Prostaglandins have different effects, depending on where in the body they were made. In your uterus, prostaglandins tell muscles to contract each month to shed its lining—A.K.A your period.
The more prostaglandins made in the uterus, the stronger these contractions will be, which (surprise, surprise) also translates into stronger menstrual cramps—often referred to as dysmenorrhea.
Due to the close proximity, these same prostaglandins from the uterus can also stimulate the bowel, because ya know, period cramps and diarrhea is such a fun combination.
Another fun fact: as they stimulate contractions of the uterus, prostaglandins also play an essential role in labour. In fact, there are even synthetic forms of prostaglandins, called prostaglandin E2 and F2, that are used to induce labour when necessary.
Why you might be making too many prostaglandins:
Prostaglandins and inflammation have a reciprocal relationship, inflammation increases levels of prostaglandins, and prostaglandins create more inflammation.
Inflammation is the body's natural response to invaders or damage. Inflammation in the gut is often the result of inflammatory foods, such as gluten, damaged fats, processed meats, artificial sweeteners, alcohol and dairy products (in some people).
Inflammation in the pelvic region is often the result of immune molecules in the gut, due to the close proximity of the two. Cue that lovely pain, bloating and cramping so many of us are familiar with.
Certain androgens measured in the Eve Hormone Balance Test such as DHT and Etiocholanolone can act as markers of inflammation in the body.

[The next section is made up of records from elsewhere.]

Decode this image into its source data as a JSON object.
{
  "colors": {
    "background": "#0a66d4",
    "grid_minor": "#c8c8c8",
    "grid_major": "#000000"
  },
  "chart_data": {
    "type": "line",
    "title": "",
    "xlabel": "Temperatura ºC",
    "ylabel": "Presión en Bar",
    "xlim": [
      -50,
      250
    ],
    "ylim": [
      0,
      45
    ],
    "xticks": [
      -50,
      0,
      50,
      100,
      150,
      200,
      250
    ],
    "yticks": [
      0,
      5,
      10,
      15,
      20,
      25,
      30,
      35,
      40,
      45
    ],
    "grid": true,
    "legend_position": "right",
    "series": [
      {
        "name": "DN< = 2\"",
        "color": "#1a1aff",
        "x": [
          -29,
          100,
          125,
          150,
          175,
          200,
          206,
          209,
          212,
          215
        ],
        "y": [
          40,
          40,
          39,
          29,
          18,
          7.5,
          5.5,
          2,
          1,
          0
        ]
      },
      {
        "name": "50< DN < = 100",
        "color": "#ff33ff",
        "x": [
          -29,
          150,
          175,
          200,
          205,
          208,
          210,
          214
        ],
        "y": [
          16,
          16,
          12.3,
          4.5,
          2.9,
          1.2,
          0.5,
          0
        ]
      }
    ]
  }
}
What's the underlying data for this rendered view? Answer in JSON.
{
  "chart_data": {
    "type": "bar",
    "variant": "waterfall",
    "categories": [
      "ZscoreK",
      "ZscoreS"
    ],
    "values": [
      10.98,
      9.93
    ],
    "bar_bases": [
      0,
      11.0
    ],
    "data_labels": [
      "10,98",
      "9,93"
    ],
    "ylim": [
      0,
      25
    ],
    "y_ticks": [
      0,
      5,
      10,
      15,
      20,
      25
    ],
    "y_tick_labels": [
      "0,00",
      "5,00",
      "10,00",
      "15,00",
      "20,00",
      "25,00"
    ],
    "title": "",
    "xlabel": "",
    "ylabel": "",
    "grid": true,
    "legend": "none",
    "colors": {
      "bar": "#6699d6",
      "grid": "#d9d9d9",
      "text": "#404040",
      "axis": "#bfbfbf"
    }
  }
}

2. Higher levels of Oestrogen
Prostaglandins have a close relationship with oestrogen; the hormone that makes the lining of your uterus grow.
This means if you’ve got higher levels of oestrogen, or oestrogen that’s metabolising down more inflammatory pathways, you’re more likely to experience pain and cramping come period time.
The Eve Hormone Balance test measures 8 markers of oestrogen, including the three forms produced in the body and their relative metabolites.
3. Nutrient deficiencies
A lack of key nutrients can also lead to an increase in prostaglandins, either directly or through playing a part in increased oestrogen or levels of inflammation. Nutrients of note in this instance are magnesium and zinc.
Given its relaxing effect on the entire body, magnesium plays an essential role in lowering prostaglandins and calming the walls of the uterus. Zinc also reduces prostaglandin production, and improves blood flow to the pelvic region. Win win.
To lower prostaglandins, and therefore manage your cramps naturally, make sure to:
Keep your oestrogen levels in check
Help your body detoxify and eliminate excess oestrogen by:
- Staying hydrated and eating plenty of fibre rich foods;
- Avoiding liver loaders, such as alcohol, caffeine, processed foods and refined sugars;
- Eating plenty of cruciferous vegetables, such as broccoli, cabbage, cauliflower & brussel sprouts;
- Getting your sweat on, either through exercise or a sauna.
Lower inflammation naturally
To lower inflammation in the body, make sure to:
- Limit or avoid inflammatory foods, such as gluten, damaged fats, processed meats, artificial sweeteners, alcohol and dairy products;
- Eat more anti-inflammatory foods, such as salmon, olive oil, green leafy vegetables, raw nuts, herbs & spices;
- Make friends with turmeric, a powerful anti-inflammatory agent that also supports the gut and liver.
- Try an Omega 3 supplement, this essential fatty acid helps to lower inflammation levels in the body. We love BePure Three.
Keep your nutrient stores topped up
To keep inflammation at bay and lower prostaglandins naturally, you’ll want to make sure you’ve got enough essential nutrients on board. Of particular importance are magnesium, zinc, vitamin B6, vitamin D and selenium.
Here’s a tip; if your cramps start well before your period does, that’s a fairly good indicator that you’re low on magnesium.
Make sure to supplement with an easily absorbed form of magnesium, such as magnesium bis-glycinate, as some forms of magnesium can cause or worsen diarrhoea which you’ll probably want to avoid. We love BePure Magnesium Restore.